Turns out it was also built on a model of taking money from readers and giving it to the publishers of the content. A trade-off between cutting out the ads that get in the way of reading and the need to support the writers who create the content we love to read. Too bad it didn’t work.
90% of the publishers that own the millions of domains that have passed through Readability haven’t signed up with Readability. Of course not. I guarantee at least 50% of the pages I put into Readability don’t know about it at all — after all, I put them in Readability because they never thought about what it would be like to read their 12-page, ad-infested article on an iPad.
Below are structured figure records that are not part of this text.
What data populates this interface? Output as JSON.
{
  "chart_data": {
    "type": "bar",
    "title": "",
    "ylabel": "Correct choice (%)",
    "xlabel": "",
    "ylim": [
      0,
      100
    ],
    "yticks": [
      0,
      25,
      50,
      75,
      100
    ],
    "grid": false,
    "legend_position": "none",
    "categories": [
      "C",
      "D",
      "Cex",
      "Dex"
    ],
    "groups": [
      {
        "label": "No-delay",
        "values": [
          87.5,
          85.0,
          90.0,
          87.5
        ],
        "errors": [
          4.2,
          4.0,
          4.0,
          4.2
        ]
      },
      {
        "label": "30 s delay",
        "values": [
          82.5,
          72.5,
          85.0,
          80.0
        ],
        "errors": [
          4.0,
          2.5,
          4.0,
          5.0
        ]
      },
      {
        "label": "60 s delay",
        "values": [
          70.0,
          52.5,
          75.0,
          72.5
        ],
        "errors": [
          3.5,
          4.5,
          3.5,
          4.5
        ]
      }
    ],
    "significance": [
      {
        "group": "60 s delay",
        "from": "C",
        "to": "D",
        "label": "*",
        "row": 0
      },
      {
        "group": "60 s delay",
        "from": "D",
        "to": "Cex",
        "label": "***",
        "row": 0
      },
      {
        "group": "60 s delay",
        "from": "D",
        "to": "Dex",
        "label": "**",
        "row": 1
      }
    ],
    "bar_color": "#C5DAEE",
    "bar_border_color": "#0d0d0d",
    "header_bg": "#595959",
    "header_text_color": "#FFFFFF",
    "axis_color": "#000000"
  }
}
Now that Readability figured out it doesn’t work, they’re giving away the money they collected (which should go to publishers). I get that it’s too hard to even reasonably verify the owners of domains in the anonymous culture of the Internet, but I’m not sure I understand why Readability can’t just give the money back. Good for them that it’s going to charities, but it seems like an easy out to not have to deal with the refund process. In the end, readers paid with the understanding that the money would go to the publishers. If the publishers haven’t collected, or the money can’t be distributed… send it back to the readers.
Or maybe they’re just trying to assuage the haters in the comments section.